I don’t know if the other grandchildren know this – and I’m pretty sure my kids don’t – but Grandpa was way ahead of his time – maybe 4 or5 decades – with recycling. Grandpa used to type letters and notes on envelopes that he pulled out of his trash can in his office.
Long before the 75 year old Grandpa J mastered the world of“web-tv” 10 years ago, Grandpa wrote letters to congressmen and senators,presidents and vice presidents alike – and when that standard form letter came back he believed that people like the likes of President Regan were really writing to him. Boy were we concerned when his ability to mail out letters multiplied exponentially by the power of the forward button.
Grandpa J loved each one of us, in his own way. There were times when he was hard on each one of us – but grandpa truly believed that it was his responsibility, as the Dad, as the Grandpa and as the Zayde– like Moshe Rabeinu taught – to make sure his children all lived up to the best of their potential.

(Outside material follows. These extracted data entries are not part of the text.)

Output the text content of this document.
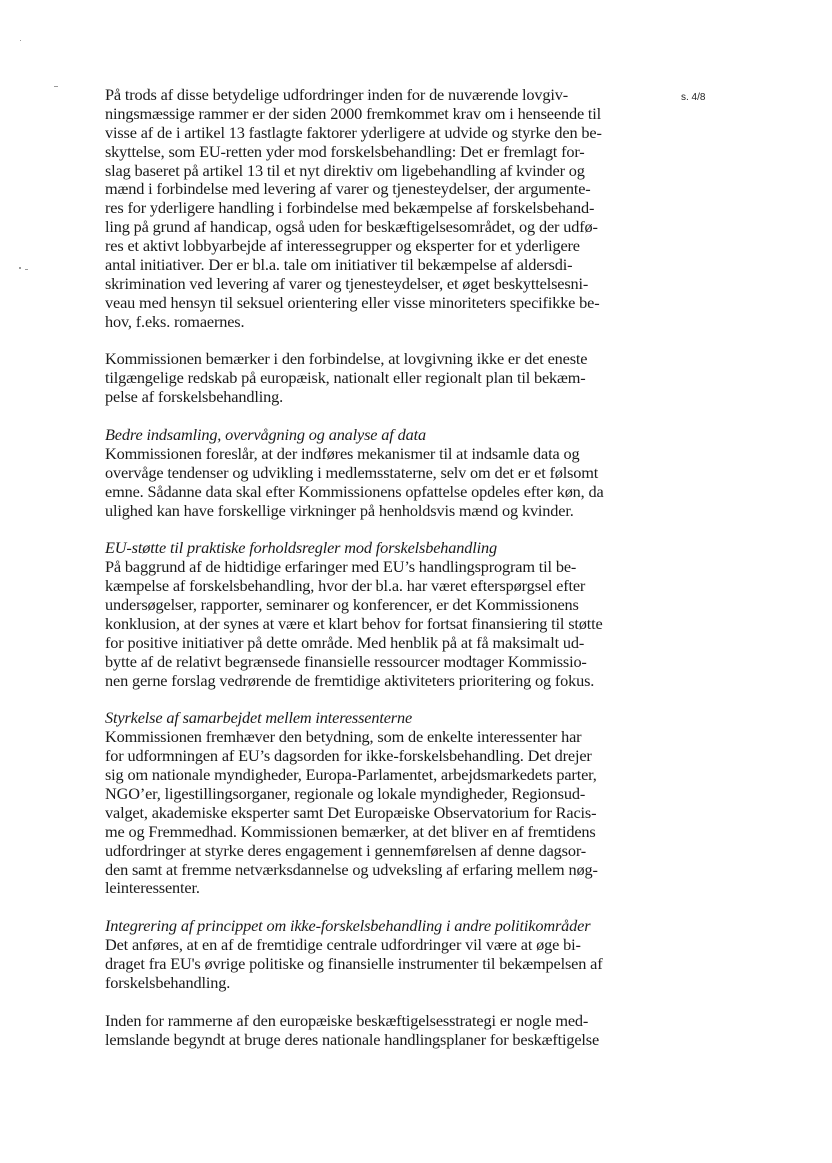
s. 4/8
På trods af disse betydelige udfordringer inden for de nuværende lovgiv-
ningsmæssige rammer er der siden 2000 fremkommet krav om i henseende til
visse af de i artikel 13 fastlagte faktorer yderligere at udvide og styrke den be-
skyttelse, som EU-retten yder mod forskelsbehandling: Det er fremlagt for-
slag baseret på artikel 13 til et nyt direktiv om ligebehandling af kvinder og
mænd i forbindelse med levering af varer og tjenesteydelser, der argumente-
res for yderligere handling i forbindelse med bekæmpelse af forskelsbehand-
ling på grund af handicap, også uden for beskæftigelsesområdet, og der udfø-
res et aktivt lobbyarbejde af interessegrupper og eksperter for et yderligere
antal initiativer. Der er bl.a. tale om initiativer til bekæmpelse af aldersdi-
skrimination ved levering af varer og tjenesteydelser, et øget beskyttelsesni-
veau med hensyn til seksuel orientering eller visse minoriteters specifikke be-
hov, f.eks. romaernes.
Kommissionen bemærker i den forbindelse, at lovgivning ikke er det eneste
tilgængelige redskab på europæisk, nationalt eller regionalt plan til bekæm-
pelse af forskelsbehandling.
Bedre indsamling, overvågning og analyse af data
Kommissionen foreslår, at der indføres mekanismer til at indsamle data og
overvåge tendenser og udvikling i medlemsstaterne, selv om det er et følsomt
emne. Sådanne data skal efter Kommissionens opfattelse opdeles efter køn, da
ulighed kan have forskellige virkninger på henholdsvis mænd og kvinder.
EU-støtte til praktiske forholdsregler mod forskelsbehandling
På baggrund af de hidtidige erfaringer med EU’s handlingsprogram til be-
kæmpelse af forskelsbehandling, hvor der bl.a. har været efterspørgsel efter
undersøgelser, rapporter, seminarer og konferencer, er det Kommissionens
konklusion, at der synes at være et klart behov for fortsat finansiering til støtte
for positive initiativer på dette område. Med henblik på at få maksimalt ud-
bytte af de relativt begrænsede finansielle ressourcer modtager Kommissio-
nen gerne forslag vedrørende de fremtidige aktiviteters prioritering og fokus.
Styrkelse af samarbejdet mellem interessenterne
Kommissionen fremhæver den betydning, som de enkelte interessenter har
for udformningen af EU’s dagsorden for ikke-forskelsbehandling. Det drejer
sig om nationale myndigheder, Europa-Parlamentet, arbejdsmarkedets parter,
NGO’er, ligestillingsorganer, regionale og lokale myndigheder, Regionsud-
valget, akademiske eksperter samt Det Europæiske Observatorium for Racis-
me og Fremmedhad. Kommissionen bemærker, at det bliver en af fremtidens
udfordringer at styrke deres engagement i gennemførelsen af denne dagsor-
den samt at fremme netværksdannelse og udveksling af erfaring mellem nøg-
leinteressenter.
Integrering af princippet om ikke-forskelsbehandling i andre politikområder
Det anføres, at en af de fremtidige centrale udfordringer vil være at øge bi-
draget fra EU's øvrige politiske og finansielle instrumenter til bekæmpelsen af
forskelsbehandling.
Inden for rammerne af den europæiske beskæftigelsesstrategi er nogle med-
lemslande begyndt at bruge deres nationale handlingsplaner for beskæftigelse
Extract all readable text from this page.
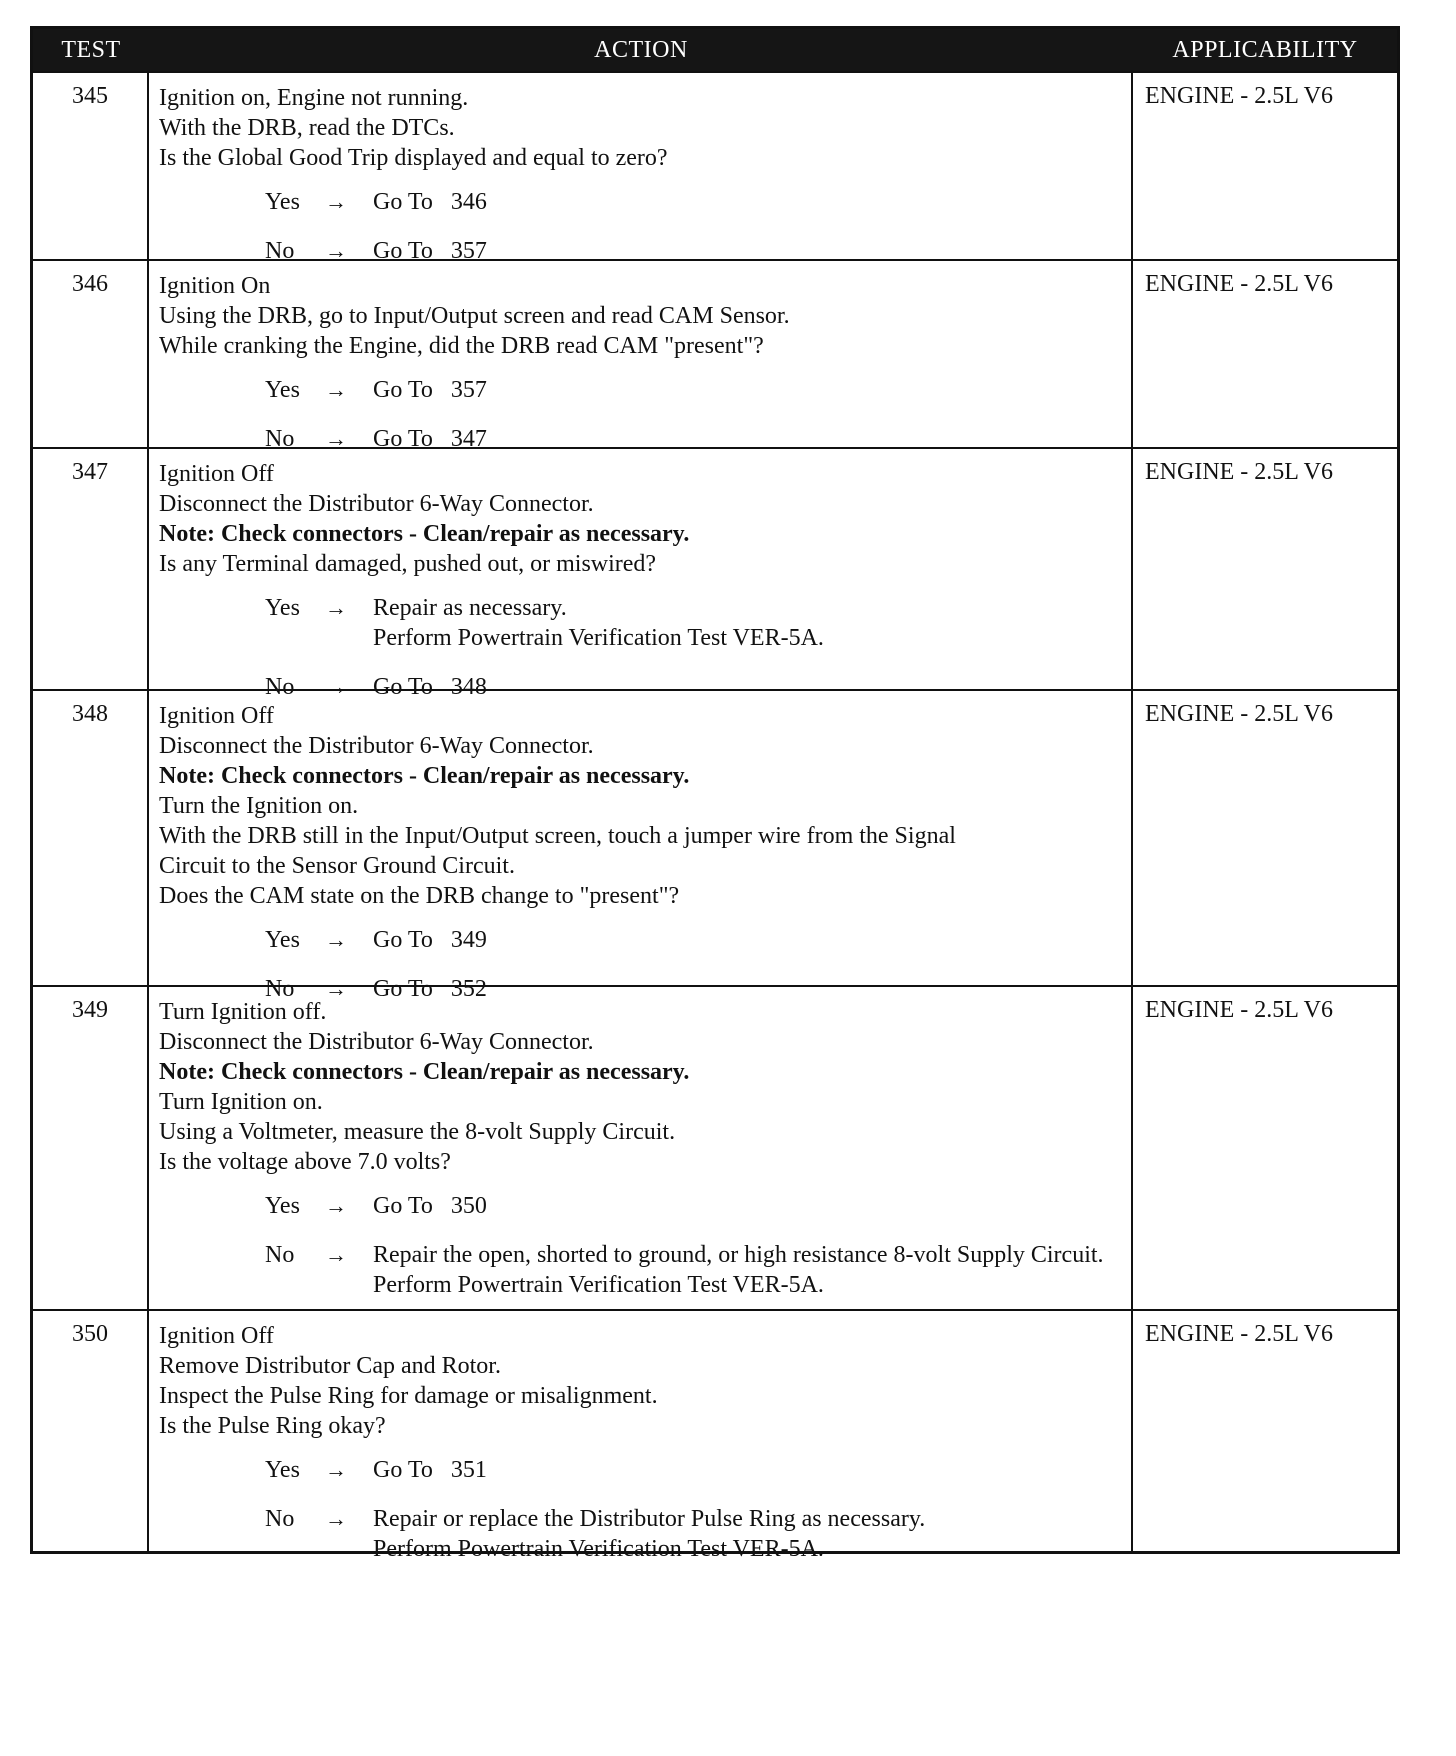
TEST	ACTION	APPLICABILITY
345	Ignition on, Engine not running.
With the DRB, read the DTCs.
Is the Global Good Trip displayed and equal to zero?
Yes	→	Go To   346
No	→	Go To   357
ENGINE - 2.5L V6
346	Ignition On
Using the DRB, go to Input/Output screen and read CAM Sensor.
While cranking the Engine, did the DRB read CAM "present"?
Yes	→	Go To   357
No	→	Go To   347
ENGINE - 2.5L V6
347	Ignition Off
Disconnect the Distributor 6-Way Connector.
Note: Check connectors - Clean/repair as necessary.
Is any Terminal damaged, pushed out, or miswired?
Yes	→	Repair as necessary.
Perform Powertrain Verification Test VER-5A.
No	→	Go To   348
ENGINE - 2.5L V6
348	Ignition Off
Disconnect the Distributor 6-Way Connector.
Note: Check connectors - Clean/repair as necessary.
Turn the Ignition on.
With the DRB still in the Input/Output screen, touch a jumper wire from the Signal
Circuit to the Sensor Ground Circuit.
Does the CAM state on the DRB change to "present"?
Yes	→	Go To   349
No	→	Go To   352
ENGINE - 2.5L V6
349	Turn Ignition off.
Disconnect the Distributor 6-Way Connector.
Note: Check connectors - Clean/repair as necessary.
Turn Ignition on.
Using a Voltmeter, measure the 8-volt Supply Circuit.
Is the voltage above 7.0 volts?
Yes	→	Go To   350
No	→	Repair the open, shorted to ground, or high resistance 8-volt Supply Circuit.
Perform Powertrain Verification Test VER-5A.
ENGINE - 2.5L V6
350	Ignition Off
Remove Distributor Cap and Rotor.
Inspect the Pulse Ring for damage or misalignment.
Is the Pulse Ring okay?
Yes	→	Go To   351
No	→	Repair or replace the Distributor Pulse Ring as necessary.
Perform Powertrain Verification Test VER-5A.
ENGINE - 2.5L V6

(Bob) – “the one with brains” you are named after Zayde‘s cousin Jack. Zayde loved your love of Judaism and your inquisitiveness, and your love for knowledge and reading. May you think not only of Hashem every time you “put a kippah on your head” – but Zayde also.
(Belle) – “the smart blonde one” – you are named after Zayde‘s brother Uncle Eli, Yechielle  – he loved your sensitive nature and how you sat and talked with him, and I loved the way you had patience and reminded me very much of my relationship with Zayde when I was your age.
(Bean) – “little girl” – you are named after Grandpa G –who anytime his name was mentioned Zayde said, he was such a nice man. Zayde judged character – he knew when he liked someone – and your are someone who is special and sensitive to others’ emotions.
(Puppy) – “gan eden” – you are named for the praise to god of having achieved the garden of eden, paradise – with four healthy children. You are the youngest of all of Zayde‘s 8 great grandchildren. What paradise Zayde was able to achieve – a loving beautiful wife of 63 years, 5 wonderful children,– 11 grandchildren and 8 great grandchildren.
My wish for my children is that you remember the relationship you had with your Zayde – and that you strive each day to be the best person, friend and family member you can be.
May we all live healthy long lives full joy, knowledge and compassion – living life to it’s fullest.